Sign up to take part
Registered users can ask their own questions, contribute to discussions, and be part of the Community!
The information here is really quite limited, but if I had to guess, the schema of your output dataset and the one generated by the recipe no longer match so the insert fails.
It would appear that the
SELECT * FROM ...
Now returns five columns instead of the three it previously did.
You could solve this by either not using *, but naming the needed three columns or adding the extra two columns to your output dataset before the recipe is executed.
I'm having the exact same problem, but I'm completely new to Dataiku (although not SQL), so I'm having a bit of trouble understanding what you mean by explicitly naming the three columns/adding the extra two. Maybe these screenshots of the recipe might help?
I do not know if this is the problem you are having here.
Using PostgreSQL, I have run into problems where the combined length of the database, table names, and field names appear to get too long.
Making changes to shorten names has helped me resolve things in the past.
Did Tom's hint worked for you @wsheriff ?
If it didn't, is this error happening while editing a 'Join' recipe that you have created in the past? Or it happens right away when you try to run the Join recipe for the first time?
If is the first, you are editing an old Recipe, and/or the inputs schema changed, you are going to see this kind of error. What I usually do in that case is to drop any previous 'output dataset' data and clean the schema, so the next time you run the Recipe the output dataset schema is recreated again.
@Ignacio_Toledo @tgb417 It happens when I run the recipe for the first time. For this project, we're given pretty detailed step-by-step directions for accessing the datasets and creating recipes, since it's only supposed to introduce us to Dataiku. Shortening the field names didn't seem to fix it, and I'm not quite sure how to edit table names if they were already imported when I started. Is there any way I could share the project with you or go over it live on Zoom to make it more convenient for you? Posting screenshots to a forum just seems a bit time-consuming, and I'm trying to finish this project somewhat soon...
Were you given these "pretty detailed step-by-step directions for accessing the datasets" by an IT team or an instructor or someone like that?

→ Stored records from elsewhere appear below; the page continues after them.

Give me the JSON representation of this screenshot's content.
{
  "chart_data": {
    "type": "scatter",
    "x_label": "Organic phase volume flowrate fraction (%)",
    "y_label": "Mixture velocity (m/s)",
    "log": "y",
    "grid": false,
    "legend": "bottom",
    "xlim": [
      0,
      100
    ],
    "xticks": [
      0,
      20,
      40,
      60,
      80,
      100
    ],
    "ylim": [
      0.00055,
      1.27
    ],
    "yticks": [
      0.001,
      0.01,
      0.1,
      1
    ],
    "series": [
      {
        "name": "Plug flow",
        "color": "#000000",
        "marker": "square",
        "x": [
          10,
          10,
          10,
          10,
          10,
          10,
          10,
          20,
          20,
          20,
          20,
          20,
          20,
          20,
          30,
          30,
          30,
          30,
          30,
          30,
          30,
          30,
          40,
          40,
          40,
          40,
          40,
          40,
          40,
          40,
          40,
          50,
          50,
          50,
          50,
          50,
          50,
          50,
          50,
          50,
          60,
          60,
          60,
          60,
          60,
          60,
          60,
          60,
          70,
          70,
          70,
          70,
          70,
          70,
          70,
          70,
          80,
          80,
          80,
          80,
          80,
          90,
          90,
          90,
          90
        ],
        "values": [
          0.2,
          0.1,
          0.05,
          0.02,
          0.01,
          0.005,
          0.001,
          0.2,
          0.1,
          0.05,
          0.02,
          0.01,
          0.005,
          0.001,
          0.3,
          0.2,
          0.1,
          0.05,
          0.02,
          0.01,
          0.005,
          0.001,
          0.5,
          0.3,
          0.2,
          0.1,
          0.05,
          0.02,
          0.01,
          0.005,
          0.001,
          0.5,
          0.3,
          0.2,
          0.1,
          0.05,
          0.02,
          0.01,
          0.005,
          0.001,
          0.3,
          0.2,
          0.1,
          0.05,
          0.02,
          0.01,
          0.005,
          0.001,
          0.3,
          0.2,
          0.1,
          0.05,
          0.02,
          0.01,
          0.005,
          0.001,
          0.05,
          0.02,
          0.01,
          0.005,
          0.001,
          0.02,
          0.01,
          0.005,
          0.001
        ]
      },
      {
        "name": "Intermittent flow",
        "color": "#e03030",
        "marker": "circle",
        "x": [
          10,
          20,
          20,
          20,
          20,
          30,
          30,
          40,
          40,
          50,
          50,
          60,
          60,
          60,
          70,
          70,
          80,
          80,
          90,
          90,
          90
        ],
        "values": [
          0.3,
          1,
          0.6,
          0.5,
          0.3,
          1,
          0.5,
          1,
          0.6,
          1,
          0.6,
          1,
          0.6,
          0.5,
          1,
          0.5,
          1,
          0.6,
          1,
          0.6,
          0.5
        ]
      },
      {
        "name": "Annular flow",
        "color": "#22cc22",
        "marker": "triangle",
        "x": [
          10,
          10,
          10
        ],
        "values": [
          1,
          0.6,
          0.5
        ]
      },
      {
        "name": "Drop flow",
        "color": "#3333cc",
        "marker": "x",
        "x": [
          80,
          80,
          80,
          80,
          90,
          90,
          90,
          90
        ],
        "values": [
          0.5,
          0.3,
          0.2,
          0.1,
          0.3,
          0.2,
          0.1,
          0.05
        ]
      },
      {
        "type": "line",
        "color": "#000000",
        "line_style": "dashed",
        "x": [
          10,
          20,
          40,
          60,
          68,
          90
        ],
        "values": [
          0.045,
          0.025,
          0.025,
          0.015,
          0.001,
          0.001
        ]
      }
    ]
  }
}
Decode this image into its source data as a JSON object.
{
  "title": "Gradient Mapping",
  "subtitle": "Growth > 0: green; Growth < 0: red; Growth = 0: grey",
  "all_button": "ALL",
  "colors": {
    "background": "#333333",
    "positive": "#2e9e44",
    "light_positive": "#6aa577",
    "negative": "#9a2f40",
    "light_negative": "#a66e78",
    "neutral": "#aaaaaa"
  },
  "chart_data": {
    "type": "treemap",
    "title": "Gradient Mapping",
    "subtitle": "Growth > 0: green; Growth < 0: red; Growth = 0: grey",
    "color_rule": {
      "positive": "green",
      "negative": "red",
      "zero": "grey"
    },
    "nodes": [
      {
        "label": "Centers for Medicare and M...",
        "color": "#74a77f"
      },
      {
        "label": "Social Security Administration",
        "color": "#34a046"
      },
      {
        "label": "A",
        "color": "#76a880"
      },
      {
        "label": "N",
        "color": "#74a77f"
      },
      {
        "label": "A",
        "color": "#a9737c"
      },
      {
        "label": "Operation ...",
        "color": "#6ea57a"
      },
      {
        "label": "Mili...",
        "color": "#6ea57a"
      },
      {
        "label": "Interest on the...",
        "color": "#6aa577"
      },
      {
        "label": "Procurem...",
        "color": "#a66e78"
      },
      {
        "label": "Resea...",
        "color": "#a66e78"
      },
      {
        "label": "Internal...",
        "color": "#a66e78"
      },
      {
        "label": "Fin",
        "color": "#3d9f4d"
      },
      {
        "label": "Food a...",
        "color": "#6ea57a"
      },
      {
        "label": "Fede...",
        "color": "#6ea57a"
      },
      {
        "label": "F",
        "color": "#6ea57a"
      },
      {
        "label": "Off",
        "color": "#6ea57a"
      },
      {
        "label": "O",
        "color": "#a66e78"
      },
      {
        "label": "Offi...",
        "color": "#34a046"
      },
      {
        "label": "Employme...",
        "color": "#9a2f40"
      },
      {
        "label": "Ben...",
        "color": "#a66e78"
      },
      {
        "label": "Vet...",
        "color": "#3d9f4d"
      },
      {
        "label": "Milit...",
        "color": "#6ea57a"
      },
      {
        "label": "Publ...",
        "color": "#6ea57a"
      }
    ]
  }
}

Are other folks actually able to get to the data you are trying to work with?
If so, I would like to invite you to go to the folks who made the instructions available, or others who have successfully gotten access to this data. They are both more likely to be able to fix a problem if one exists and have more detailed specific knowledge that we might have here in the Dataiku community.
Let us know how this goes.
@tgb417 has a nice suggestion I believe! But if you would need some live meeting to go through the project, I think I could do that. Just to let you know: I do have some expertise with DSS (around 2 years using it already) but I'm not part of Dataiku, just trying to help!
@tgb417 @Ignacio_Toledo I actually got the whole project from GE through a data analytics virtual internship program (you can view it / register here: https://www.insidesherpa.com/virtual-internships), and from the emails they've sent me, there were thousands of people who registered for it, so all they have is a box to submit questions (which I did the day before coming to this forum). The page also referred me to this community if I needed help, and I was glad to see the original question was the same error on the same step that I was on. If you'd like to try it yourselves, it should only take about a half hour to get to the point I'm at, but I feel like the issue is pretty simple, so any one-on-one help would be greatly appreciated! Thanks again guys!
Thanks @tgb417 as you mentioned before any questions that can best be answered by the program's admin if you do not know the answer so just re-affirming that.
I did a little bit of looking on my own. It does appear that the PostgreSQL version of the table av_engine_data_aic is missing data and the table av_lkp_airport_codes_t does not match the provided data dictionary.
On the files system of the server being used in this case are more complete versions of the data that seem to get more of the first project done.
That said, putting in a well-worded support question explaining the problems you have found and the actions you have taken to try to resolve the issue is likely the best next step for you.
Having data problems is a somewhat normal part of a data science project and a well worded professional query about this issue is likely to put you in a good place for this internship.
Let me know how things go for you.
I did the same thing, in my test only 6 of the needed 8 table were available to the instance of DSS that GE makes available. They do provide two ways to get to the data. One from a PostgreSQL database, the other from server file system. I was able to find maybe ok version of all tables. 6 out of PostgreSQL and two from the file system. However, I'm still seeing problems.
@wsheriff , I sent you a direct message. I agree with Ignacio. Time to reach out to the folks at GE. If there are here in the states as I expect you are not likely to hear from them until Tuesday. Monday 9/7 is a holiday here in the states.
When I tried to connect to the system just now the DSS instance GE is providing appears to be down.